松本:素晴らしいですね。ありがとうございます。では最後に今後字幕翻訳に挑戦してみたいと考えている方々にメッセージをいただければと思います。

字幕翻訳の極意②
(画像=『HiCareer』より引用)

森田:産業字幕は今需要が増えている分野ですけども、この後も増えることはあっても減ることはないので、既に翻訳の仕事をされている方は、使える道具を増やすという意味でも字幕翻訳に挑戦されてみてもよいのではないでしょうか。字幕専門ではなくても、普段やっている仕事の延長線上で字幕の需要が出てきています。尻込みせずに挑戦してもらえればと思います。
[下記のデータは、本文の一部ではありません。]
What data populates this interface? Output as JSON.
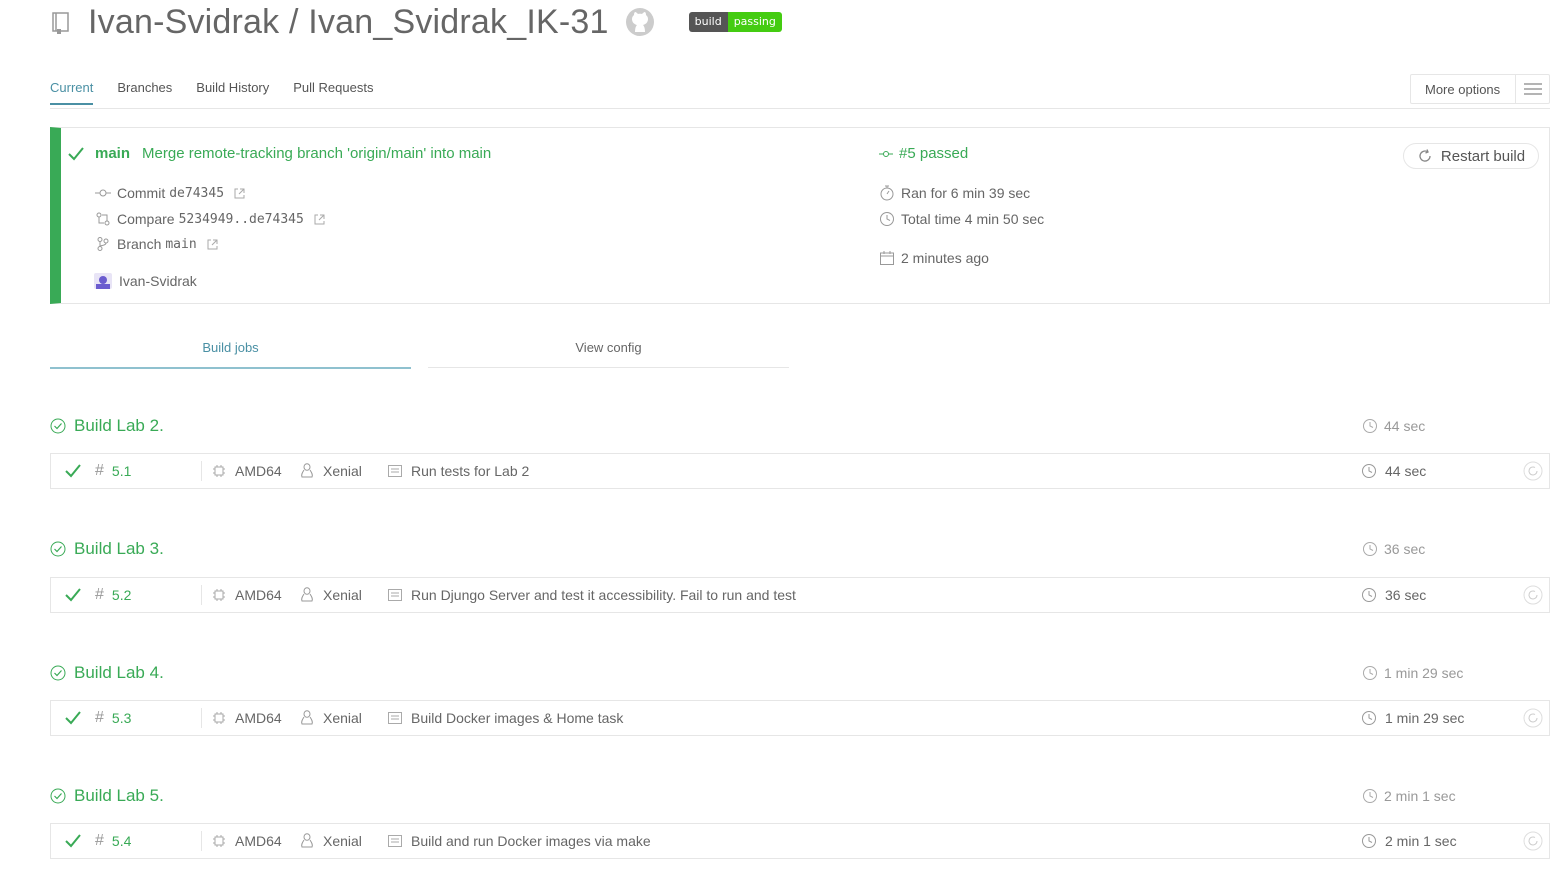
{
  "header": {
    "repo_title": "Ivan-Svidrak / Ivan_Svidrak_IK-31",
    "badge_left": "build",
    "badge_right": "passing"
  },
  "tabs": [
    "Current",
    "Branches",
    "Build History",
    "Pull Requests"
  ],
  "active_tab": "Current",
  "more_options_label": "More options",
  "build": {
    "branch": "main",
    "message": "Merge remote-tracking branch 'origin/main' into main",
    "number_status": "#5 passed",
    "commit_label": "Commit",
    "commit_hash": "de74345",
    "compare_label": "Compare",
    "compare_range": "5234949..de74345",
    "branch_label": "Branch",
    "branch_value": "main",
    "author": "Ivan-Svidrak",
    "ran_for": "Ran for 6 min 39 sec",
    "total_time": "Total time 4 min 50 sec",
    "finished": "2 minutes ago",
    "restart_label": "Restart build"
  },
  "job_tabs": [
    "Build jobs",
    "View config"
  ],
  "stages": [
    {
      "title": "Build Lab 2.",
      "time": "44 sec",
      "job": {
        "number": "5.1",
        "arch": "AMD64",
        "os": "Xenial",
        "name": "Run tests for Lab 2",
        "time": "44 sec"
      }
    },
    {
      "title": "Build Lab 3.",
      "time": "36 sec",
      "job": {
        "number": "5.2",
        "arch": "AMD64",
        "os": "Xenial",
        "name": "Run Djungo Server and test it accessibility. Fail to run and test",
        "time": "36 sec"
      }
    },
    {
      "title": "Build Lab 4.",
      "time": "1 min 29 sec",
      "job": {
        "number": "5.3",
        "arch": "AMD64",
        "os": "Xenial",
        "name": "Build Docker images & Home task",
        "time": "1 min 29 sec"
      }
    },
    {
      "title": "Build Lab 5.",
      "time": "2 min 1 sec",
      "job": {
        "number": "5.4",
        "arch": "AMD64",
        "os": "Xenial",
        "name": "Build and run Docker images via make",
        "time": "2 min 1 sec"
      }
    }
  ],
  "colors": {
    "passed": "#39aa56",
    "link": "#4a90a4",
    "border": "#e6e6e6"
  }
}
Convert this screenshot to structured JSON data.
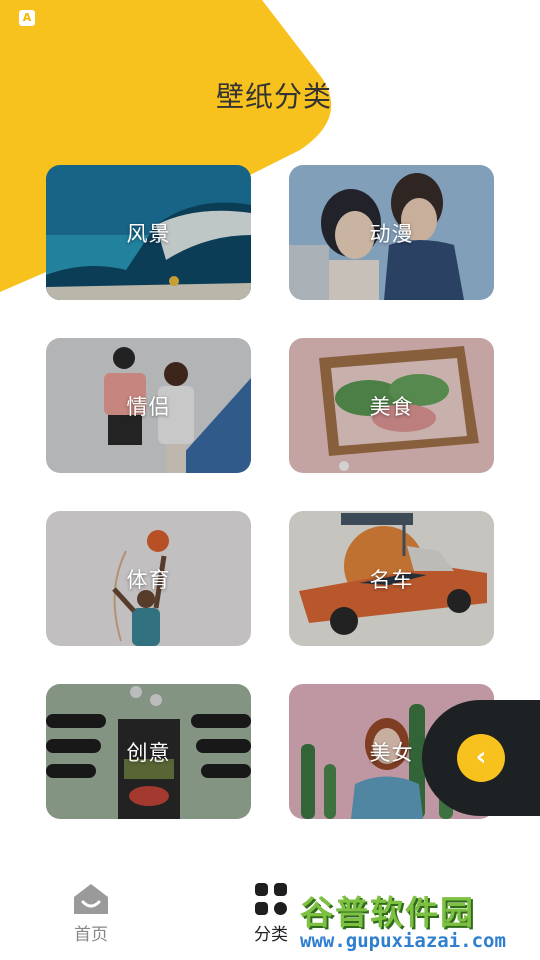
{
  "app_badge": "A",
  "header": {
    "title": "壁纸分类"
  },
  "categories": [
    {
      "label": "风景"
    },
    {
      "label": "动漫"
    },
    {
      "label": "情侣"
    },
    {
      "label": "美食"
    },
    {
      "label": "体育"
    },
    {
      "label": "名车"
    },
    {
      "label": "创意"
    },
    {
      "label": "美女"
    }
  ],
  "float_button": {
    "icon": "chevron-left-icon",
    "glyph": "‹"
  },
  "bottom_nav": [
    {
      "label": "首页",
      "icon": "home-icon",
      "active": false
    },
    {
      "label": "分类",
      "icon": "grid-icon",
      "active": true
    }
  ],
  "watermark": {
    "title": "谷普软件园",
    "url": "www.gupuxiazai.com"
  },
  "colors": {
    "accent": "#F8C21E",
    "dark": "#1E2124",
    "text": "#333333"
  }
}
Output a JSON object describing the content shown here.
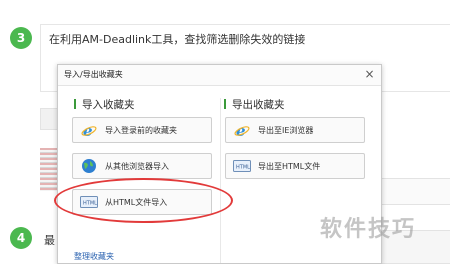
{
  "step3": {
    "number": "3",
    "text": "在利用AM-Deadlink工具，查找筛选删除失效的链接"
  },
  "step4": {
    "number": "4",
    "text_fragment": "最"
  },
  "dialog": {
    "title": "导入/导出收藏夹",
    "close_glyph": "×",
    "import_section": {
      "title": "导入收藏夹",
      "buttons": [
        {
          "label": "导入登录前的收藏夹",
          "icon": "ie-icon"
        },
        {
          "label": "从其他浏览器导入",
          "icon": "globe-icon"
        },
        {
          "label": "从HTML文件导入",
          "icon": "html-file-icon"
        }
      ]
    },
    "export_section": {
      "title": "导出收藏夹",
      "buttons": [
        {
          "label": "导出至IE浏览器",
          "icon": "ie-icon"
        },
        {
          "label": "导出至HTML文件",
          "icon": "html-file-icon"
        }
      ]
    },
    "footer_link": "整理收藏夹"
  },
  "watermark": "软件技巧",
  "colors": {
    "accent_green": "#4bb84f",
    "highlight_red": "#e23a3a",
    "link_blue": "#2a62b0"
  }
}
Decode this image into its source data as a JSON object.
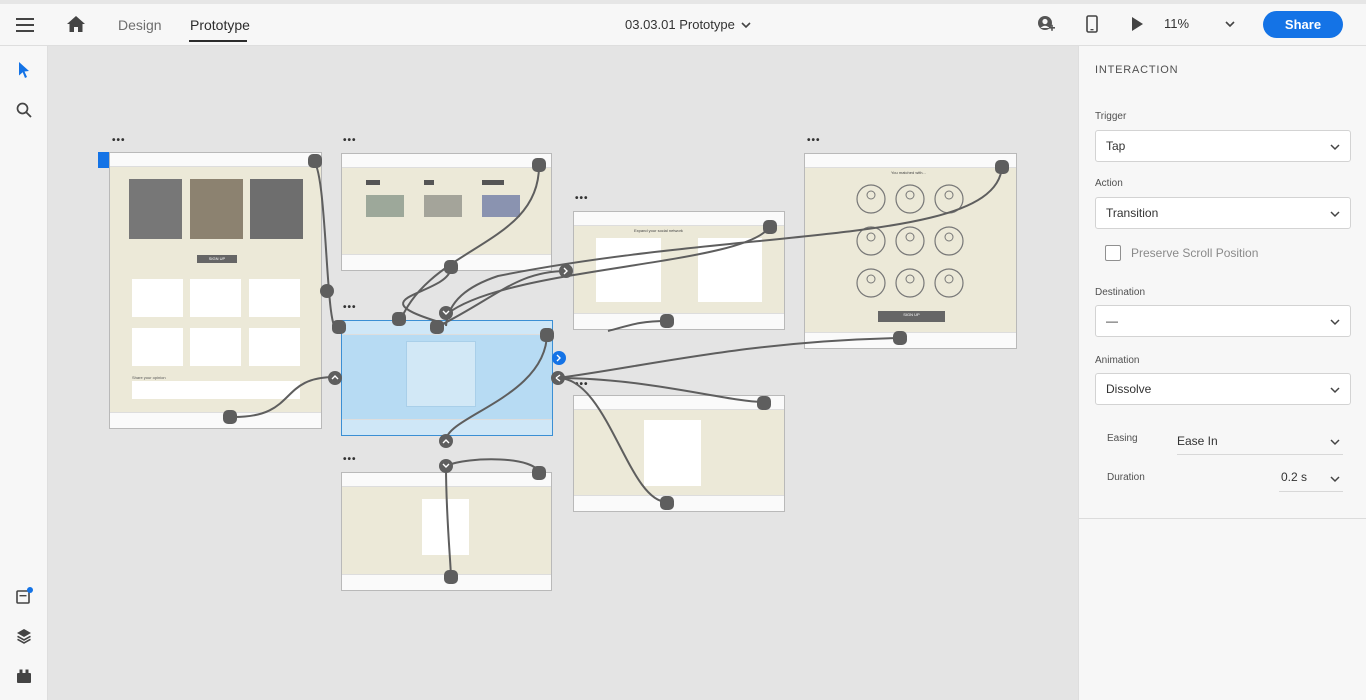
{
  "topbar": {
    "tab_design": "Design",
    "tab_prototype": "Prototype",
    "document_title": "03.03.01 Prototype",
    "zoom": "11%",
    "share_label": "Share"
  },
  "left_toolbar": {
    "tools": [
      "select-tool",
      "zoom-search-tool",
      "assets-tool",
      "layers-tool",
      "plugins-tool"
    ]
  },
  "canvas": {
    "artboards": [
      {
        "id": "home",
        "dots": "•••"
      },
      {
        "id": "list",
        "dots": "•••"
      },
      {
        "id": "form-modal",
        "dots": "•••"
      },
      {
        "id": "signup",
        "dots": "•••"
      },
      {
        "id": "profiles",
        "dots": "•••"
      },
      {
        "id": "contact",
        "dots": "•••"
      },
      {
        "id": "login",
        "dots": "•••"
      }
    ],
    "mini_text": {
      "signup_heading": "Expand your social network",
      "profiles_heading": "You matched with...",
      "profiles_button": "SIGN UP",
      "home_button": "SIGN UP",
      "home_share": "Share your opinion"
    }
  },
  "panel": {
    "section_title": "INTERACTION",
    "trigger_label": "Trigger",
    "trigger_value": "Tap",
    "action_label": "Action",
    "action_value": "Transition",
    "preserve_label": "Preserve Scroll Position",
    "destination_label": "Destination",
    "destination_value": "—",
    "animation_label": "Animation",
    "animation_value": "Dissolve",
    "easing_label": "Easing",
    "easing_value": "Ease In",
    "duration_label": "Duration",
    "duration_value": "0.2 s"
  },
  "colors": {
    "accent": "#1473e6",
    "artboard_bg": "#ece9d8",
    "selected_artboard": "#b7dbf3",
    "wire": "#5a5a5a"
  }
}
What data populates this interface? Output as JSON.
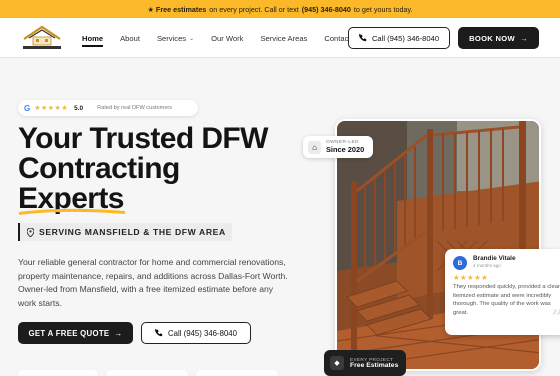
{
  "topbar": {
    "lead": "★ Free estimates",
    "middle": "on every project. Call or text",
    "phone": "(945) 346-8040",
    "tail": "to get yours today."
  },
  "nav": {
    "items": [
      {
        "label": "Home",
        "active": true
      },
      {
        "label": "About"
      },
      {
        "label": "Services",
        "has_dropdown": true
      },
      {
        "label": "Our Work"
      },
      {
        "label": "Service Areas"
      },
      {
        "label": "Contact"
      }
    ],
    "call_label": "Call (945) 346-8040",
    "book_label": "BOOK NOW"
  },
  "hero": {
    "rating_source": "G",
    "rating_stars": "★★★★★",
    "rating_score": "5.0",
    "rating_sub": "Rated by real DFW customers",
    "headline": [
      "Your Trusted DFW",
      "Contracting",
      "Experts"
    ],
    "area_tag": "SERVING MANSFIELD & THE DFW AREA",
    "description": "Your reliable general contractor for home and commercial renovations, property maintenance, repairs, and additions across Dallas-Fort Worth. Owner-led from Mansfield, with a free itemized estimate before any work starts.",
    "quote_button": "GET A FREE QUOTE",
    "call_button": "Call (945) 346-8040"
  },
  "badges": {
    "owner_small": "OWNER-LED",
    "owner_big": "Since 2020",
    "estimate_small": "EVERY PROJECT",
    "estimate_big": "Free Estimates"
  },
  "review": {
    "initial": "B",
    "name": "Brandie Vitale",
    "time": "4 months ago",
    "stars": "★★★★★",
    "text": "They responded quickly, provided a clear, itemized estimate and were incredibly thorough. The quality of the work was great."
  },
  "colors": {
    "accent": "#fbb829",
    "dark": "#1c1c1c",
    "wood": "#a2552a"
  },
  "icons": {
    "logo": "house-roof-logo",
    "call": "phone-icon",
    "arrow": "arrow-right-icon",
    "pin": "location-pin-icon",
    "home": "home-icon",
    "tag": "tag-icon",
    "quote": "quote-icon"
  }
}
松本:おまけの話になるのですが、最近字幕翻訳でみた傾向で面白いなと思ったことがあって。私はバスケットが大好きなので、アメリカのNBAをよく見るのですが、NBA選手のインタビューをとても上手に翻訳しているYouTuberの方がいました。これも一つの翻訳の仕事の在り方ですよね。これでコンスタントに再生回数が伸びれば、仕事になるだろうなと思いました。本当に素人の翻訳ではなかったんですよ。文字数は短くまとめながらメッセージのコアな部分だけしっかりと訳して、他の雑多な情報は削っていて、自然と内容が頭に入ってきました。スポーツだけではなくて「翻訳してみました」のようなYouTubeチャンネルを見たことがあるので、翻訳者兼YouTuberあるいは「翻訳者YouTuber」が出てきているのかなと思うんですが、そういう職業ってなり得るんですかね?森田さんのご意見を聞いてみたいです。

森田:その方々は好きでやっているんじゃないですかね。そのバスケの方もおそらく趣味の延長線上でやっていらっしゃると思います。

松本:そうですね。趣味を超えてメインの職業としてもやっていけそうに感じます。

森田:仕事になりますよね。

松本:それが最近の動画字幕でみた面白いことでした。

森田:面白いですね。すごい才能が眠っていたりしますもんね。

松本・木村: 長時間のインタビューにお付き合いいただき、ありがとうございました。